Takings jurisprudence defines when just compensation to those impacted by changes in property law is constitutionally required.
The case law, by and large, leaves many challenging questions of the balance between individual property rights and community imperatives to be resolved through the democratic process within the states. This doctrinal reality has generated a growing debate on takings federalism. Some scholars decry the lack of national uniformity and the seeming absence of robust protection for property that this devolution entails.
Others, by contrast, underscore the value of evaluating property transitions with greater regard for the states’ traditional centrality in defining property interests.
This debate obscures the fact that the conflicts that give rise to takings claims far more often than not are local in nature.
Indeed, many iconic takings cases involve local governments.
This is true in discerning the boundaries of public use for eminent domain,
in evaluating the constitutional limits of exactions,
and across the heartland of regulatory takings.
And data on takings cases in the lower courts underscore the centrality of local governments to takings jurisprudence.
Although local democracy stands at the center of takings jurisprudence, state legislatures have played a remarkably active role in structuring local power over property. This state legislative oversight has come in a variety of forms. Some state statutes make it easier for owners to obtain compensation when they face local regulations, by lowering the liability threshold below what case law sets or by limiting governmental defenses in takings cases.
Other state statutes impose significant procedural burdens on local governments, such as takings impact assessment requirements and individualized negotiation mandates, designed to discourage the adoption of local regulations.
Still other statutes constrain outright specific local-government powers in the realms of eminent domain, tenant protections, environmental preservation, and beyond.
A fourth category of statutes empowers owners to resist the exercise of local government authority in areas such as historic preservation and land-use permitting.
Assessments of property rights statutes have long been a staple of the literature.
Scholars, however, have not framed the full range and depth of this state ordering of local authority in core areas of takings jurisprudence as a fundamental question of state–local relations.
Understanding property rights statutes as state preemption highlights the connection between this state legislation and the rise of a broad and contentious contemporary wave of state intervention that is similarly sweeping.
Over the past decade, state preemption of local authority has morphed from its traditional focus on justifiably advancing state regulatory standards and policing significant interlocal conflicts as specific contexts dictate, to the alarm of many state and local government legal scholars.
Today, states often do little to justify preemption that has become increasingly expansive, targeted, polarized, and even punitive. Examples of what Professor Richard Briffault has labeled the “new preemption”
range across almost every area of local authority, from employee protections to public health to housing to civil rights.
This has amounted to a fundamental reordering of the state–local legal relationship, generating calls for reform to protect against instances where states are unjustifiably undermining local democracy.
The new preemption and burgeoning responses to concerns with unjustified state interference are instructive for evaluating state constraints on local authority in the areas of property law most germane to takings.

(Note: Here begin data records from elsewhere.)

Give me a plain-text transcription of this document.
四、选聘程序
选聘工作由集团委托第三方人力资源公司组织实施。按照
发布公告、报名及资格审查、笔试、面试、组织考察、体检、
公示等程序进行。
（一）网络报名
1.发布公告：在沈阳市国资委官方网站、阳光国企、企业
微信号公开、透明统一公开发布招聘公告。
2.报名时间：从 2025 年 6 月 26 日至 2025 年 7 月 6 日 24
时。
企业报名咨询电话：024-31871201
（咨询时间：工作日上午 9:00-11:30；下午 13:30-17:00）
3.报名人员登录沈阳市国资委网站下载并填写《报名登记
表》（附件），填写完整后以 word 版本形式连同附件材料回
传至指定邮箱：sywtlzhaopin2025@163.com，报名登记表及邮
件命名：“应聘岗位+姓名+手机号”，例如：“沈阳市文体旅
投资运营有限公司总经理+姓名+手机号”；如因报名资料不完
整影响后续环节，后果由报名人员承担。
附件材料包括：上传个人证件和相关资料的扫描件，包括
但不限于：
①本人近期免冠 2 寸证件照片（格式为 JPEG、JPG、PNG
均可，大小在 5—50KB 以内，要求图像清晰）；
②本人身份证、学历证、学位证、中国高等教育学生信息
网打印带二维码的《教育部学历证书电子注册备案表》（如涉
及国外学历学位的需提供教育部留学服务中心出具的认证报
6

Takings jurisprudence guides changes in property law in ways that maintain property’s character as a healthy, fair, and just democratic institution. The formalist rigidity and undue uniformity imposed by state preemption make it difficult for takings law to serve this vital role. The current allocation of authority within the states, in short, fails to honor the deference and respect for local democracy so evident within the core of takings jurisprudence.
In the face of this imbalance, this Article proposes a context-sensitive framework for rebalancing the vertical distribution of decisionmaking power within the states. Local governments are where the costs and benefits of property regulation are felt most immediately, making the local democratic process particularly apt for evaluating tradeoffs at the heart of takings law; moreover, local governments are well suited to respond to local preferences and innovate in the face of changing conditions.
At the same time, local governments can be parochial and exclusionary, and the immobility of property creates special vulnerabilities for owners in the local political economy. State interventions more directly targeted at those specific pathologies, however, may be preferable to approaches that broadly undermine important aspects of local democracy.
Highlighting these and related characteristics of local governments is not to advocate, in some dispositive and general fashion, the preeminence of local decisionmaking over the states on the myriad property issues that animate takings law. Rather, these characteristics demonstrate the value of a more contextualized analysis that the rigid takings-related state statutes largely preclude.
This Article proceeds as follows. Part I explains the dynamics of federalism at the heart of contemporary takings jurisprudence and the under-appreciated centrality of local governance within those dynamics. Part II turns to cataloguing the many ways that state legislatures have structured local authority in constitutional property—a comprehensive analysis of property rights legislation as state preemption absent in the current literature. Finally, Part III links this state ordering of local authority to the rise of new preemption and normative concerns the phenomenon has engendered in the discourse on state and local government law. This Article accordingly concludes with a call for a recalibration that would give greater recognition—again, within the wide margins set by the jurisprudence—to the important role that local governance plays in takings law. This “takings localism” has the potential to deepen our understanding of the intersection between local authority and the construction of constitutional property at a moment when the most fundamental questions about that intersection are increasingly fraught.